1 Preparation of Competent BL21
- Thaw an aliquot of cells (without any plasmid in them) on ice
- To 50 mL of sterile LB, add 100μL aliquot of the thawed cells: remember, this LB does not have any antibiotic in it, so work as sterile as possible (i.e. autoclave all solutions and use sterile and brands)
- Grow cells in the shaker at 37℃ until they reach an OD = 0.3-0.4 at 600nm (1cm pathlength cell). This usually takes 1.5-2 hours.
- Ice down the LB with growing cells for 10 min.

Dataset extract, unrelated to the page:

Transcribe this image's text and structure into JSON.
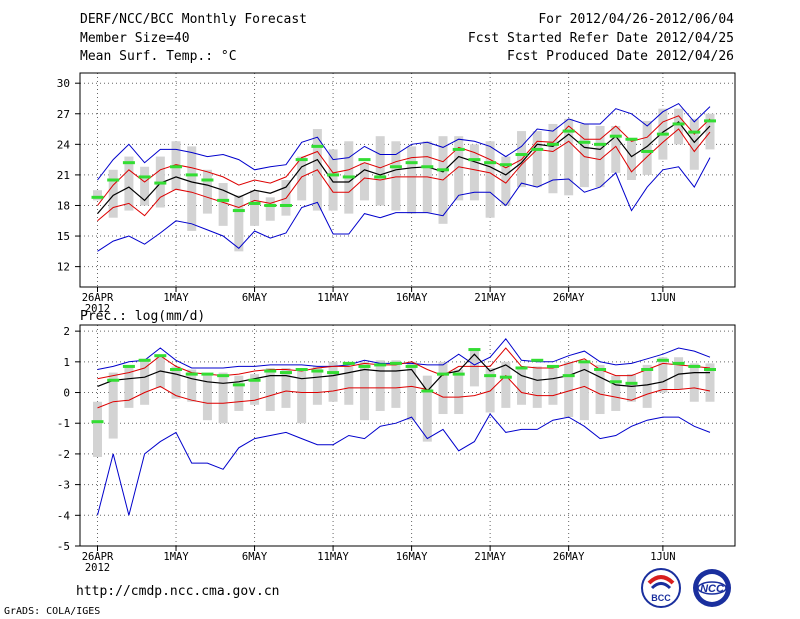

- Aliquot into sterile 1.5mL tubes and Spin down at 6000rpm for 10 minutes at 4℃; discard supernatant and let drain upside down on a paper towel for ~1 minute.
- Ice down sterile 100mM CaCl2 and 100mM MgCl2 solutions during centrifugation.
- Gently resuspend each pellet in 8mL 0.1M MgCl2 and 2mL 0.1 M CaCl2 and combine into 2 tubes (this should take 1-2 minutes per tube)
- Centrifuge 6000rpm for 10 minutes and discard supernatant.
- Resuspend each pellet on ice in 100μL 0.1M of ice cold CaCl2 and combine into one tube

2 Transformation
- Add 10μL of DNA. Swirl gently with pipette.
- Incubate tubes on ice for 20 minutes
- Heat pulse tubes in 42℃ water bath for 30 seconds.
- Incubate on ice for 2 minutes
- Add 790uL of LB broth to each tube and incubate for an hour at 37℃ with shaking.
- Spread 100uL and 50uL of each culture on an LB agar plate containing the appropriate antibiotics and incubate overnight at 37℃ (spread using beads).